Le débat semblait enterré, il n’en est rien. L’équipe canadienne dirigée par George Thanassoulis relance la controverse concernant la prescription de statines en prévention de la sténose aortique. Leurs résultats issus de très larges cohortes, le consortium CHARGE (n = 6 942), incluant la célèbre étude Framingham, et l’étude « Malmö diet and Cancer » (MDCS) (n = 28 461), contredisent les essais randomisés précédents, qui concluaient à l’absence d’effets bénéfiques.

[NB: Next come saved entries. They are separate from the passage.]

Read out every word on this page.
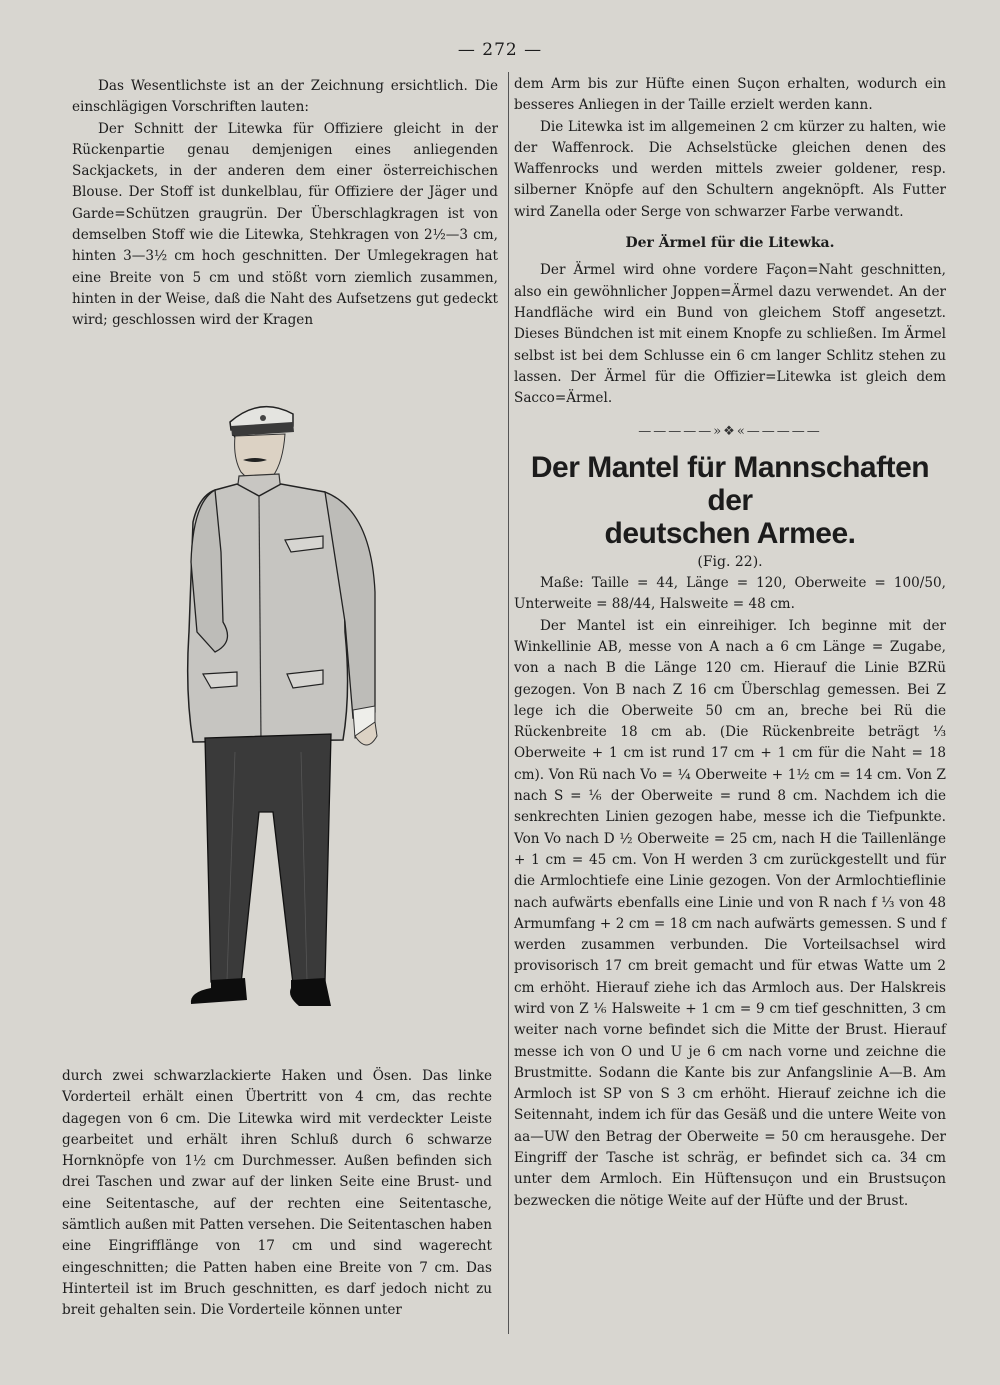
— 272 —

Das Wesentlichste ist an der Zeichnung ersichtlich. Die einschlägigen Vorschriften lauten:

Der Schnitt der Litewka für Offiziere gleicht in der Rückenpartie genau demjenigen eines anliegenden Sackjackets, in der anderen dem einer österreichischen Blouse. Der Stoff ist dunkelblau, für Offiziere der Jäger und Garde=Schützen graugrün. Der Überschlagkragen ist von demselben Stoff wie die Litewka, Stehkragen von 2½—3 cm, hinten 3—3½ cm hoch geschnitten. Der Umlegekragen hat eine Breite von 5 cm und stößt vorn ziemlich zusammen, hinten in der Weise, daß die Naht des Aufsetzens gut gedeckt wird; geschlossen wird der Kragen

durch zwei schwarzlackierte Haken und Ösen. Das linke Vorderteil erhält einen Übertritt von 4 cm, das rechte dagegen von 6 cm. Die Litewka wird mit verdeckter Leiste gearbeitet und erhält ihren Schluß durch 6 schwarze Hornknöpfe von 1½ cm Durchmesser. Außen befinden sich drei Taschen und zwar auf der linken Seite eine Brust- und eine Seitentasche, auf der rechten eine Seitentasche, sämtlich außen mit Patten versehen. Die Seitentaschen haben eine Eingrifflänge von 17 cm und sind wagerecht eingeschnitten; die Patten haben eine Breite von 7 cm. Das Hinterteil ist im Bruch geschnitten, es darf jedoch nicht zu breit gehalten sein. Die Vorderteile können unter

dem Arm bis zur Hüfte einen Suçon erhalten, wodurch ein besseres Anliegen in der Taille erzielt werden kann.

Die Litewka ist im allgemeinen 2 cm kürzer zu halten, wie der Waffenrock. Die Achselstücke gleichen denen des Waffenrocks und werden mittels zweier goldener, resp. silberner Knöpfe auf den Schultern angeknöpft. Als Futter wird Zanella oder Serge von schwarzer Farbe verwandt.

Der Ärmel für die Litewka.

Der Ärmel wird ohne vordere Façon=Naht geschnitten, also ein gewöhnlicher Joppen=Ärmel dazu verwendet. An der Handfläche wird ein Bund von gleichem Stoff angesetzt. Dieses Bündchen ist mit einem Knopfe zu schließen. Im Ärmel selbst ist bei dem Schlusse ein 6 cm langer Schlitz stehen zu lassen. Der Ärmel für die Offizier=Litewka ist gleich dem Sacco=Ärmel.

—————»❖«—————
Der Mantel für Mannschaften der
deutschen Armee.

(Fig. 22).

Maße: Taille = 44, Länge = 120, Oberweite = 100/50, Unterweite = 88/44, Halsweite = 48 cm.

Der Mantel ist ein einreihiger. Ich beginne mit der Winkellinie AB, messe von A nach a 6 cm Länge = Zugabe, von a nach B die Länge 120 cm. Hierauf die Linie BZRü gezogen. Von B nach Z 16 cm Überschlag gemessen. Bei Z lege ich die Oberweite 50 cm an, breche bei Rü die Rückenbreite 18 cm ab. (Die Rückenbreite beträgt ⅓ Oberweite + 1 cm ist rund 17 cm + 1 cm für die Naht = 18 cm). Von Rü nach Vo = ¼ Oberweite + 1½ cm = 14 cm. Von Z nach S = ⅙ der Oberweite = rund 8 cm. Nachdem ich die senkrechten Linien gezogen habe, messe ich die Tiefpunkte. Von Vo nach D ½ Oberweite = 25 cm, nach H die Taillenlänge + 1 cm = 45 cm. Von H werden 3 cm zurückgestellt und für die Armlochtiefe eine Linie gezogen. Von der Armlochtieflinie nach aufwärts ebenfalls eine Linie und von R nach f ⅓ von 48 Armumfang + 2 cm = 18 cm nach aufwärts gemessen. S und f werden zusammen verbunden. Die Vorteilsachsel wird provisorisch 17 cm breit gemacht und für etwas Watte um 2 cm erhöht. Hierauf ziehe ich das Armloch aus. Der Halskreis wird von Z ⅙ Halsweite + 1 cm = 9 cm tief geschnitten, 3 cm weiter nach vorne befindet sich die Mitte der Brust. Hierauf messe ich von O und U je 6 cm nach vorne und zeichne die Brustmitte. Sodann die Kante bis zur Anfangslinie A—B. Am Armloch ist SP von S 3 cm erhöht. Hierauf zeichne ich die Seitennaht, indem ich für das Gesäß und die untere Weite von aa—UW den Betrag der Oberweite = 50 cm herausgehe. Der Eingriff der Tasche ist schräg, er befindet sich ca. 34 cm unter dem Armloch. Ein Hüftensuçon und ein Brustsuçon bezwecken die nötige Weite auf der Hüfte und der Brust.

L’équipe de Montréal dirigée par George Thanassoulis à l’Université McGill a retrouvé une association entre des traits de susceptibilité génétique à l’hypercholestérolémie LDL et la survenue de sténose aortique. La prévalence dans les cohortes CHARGE était de 32 % (n = 2245), l’étude MDS a dénombré 473 nouveaux cas au cours des 16,1 ans de suivi, soit 17 pour 1 000 participants. Le LDL cholestérol (LDL-C) augmentait de 28 % l’incidence de la sténose aortique. Quant aux scores de risque génétique, ils étaient aussi associés significativement à un risque augmenté. Aucun effet en revanche n’a été observé avec le HDL-cholestérol (HDL-C) ni les triglycérides (TG).
Malgré des essais randomisés décevants
Si le LDL-C est un facteur de risque important de valvulopathie aortique dans les études épidémiologiques, les statines ne se sont pas révélées efficaces pour ralentir la progression de la maladie chez des patients ayant une lésion aortique avancée. Les chercheurs ont lancé leur étude en partant de l’hypothèse que les choses pourraient être différentes si le LDL-C jouait un rôle au stade précoce.
Pour vérifier leur théorie, l’équipe a choisi d’analyser l’association entre la sténose aortique et des scores de risque génétique incluant des variants multiples. L’approche utilisée, dite de « randomisation mendélienne », a pour objectif d’évaluer la causalité entre des biomarqueurs et diverses situations cliniques. De manière plus précise, les chercheurs ont voulu déterminer dans quelle mesure le bilan lipidique était associé une sténose valvulaire débutante infraclinique et à l’incidence clinique de la sténose aortique.
Des facteurs prépondérants en phase tardive
Leur hypothèse, confortée par les résultats obtenus, trouve une justification dans le fait que les essais randomisés ont inclus des patients âgés, ayant une maladie valvulaire connue, de gravité modérée à sévère. Selon les auteurs, « une fois la calcification et le remodelage bien établis, d’autres facteurs que le LDL-C, comprenant les forces hémodynamiques et des facteurs procalcifiants », prennent le dessus et « deviennent plus importants pour la progression ». De plus, une étude parue dans « Science » en 1999 suggère même que les statines favoriseraient la calcification dans les valvulopathies au stade avancé.
Le LDL-C pourrait jouer un rôle dans la phase précoce de calcification et de minéralisation, « via la formation de microcristaux de cholestérol qui agissent comme le nid de la future calcification, et aussi via les particules de LDL oxydées, un médiateur puissant proinflammatoire et prooxidant ». Tous ces arguments plaident pour une réévaluation de l’intérêt des statines en prévention de la maladie aortique valvulaire. Aucun traitement médical ne s’est révélé efficace à ce jour pour arrêter le processus, ni même le ralentir.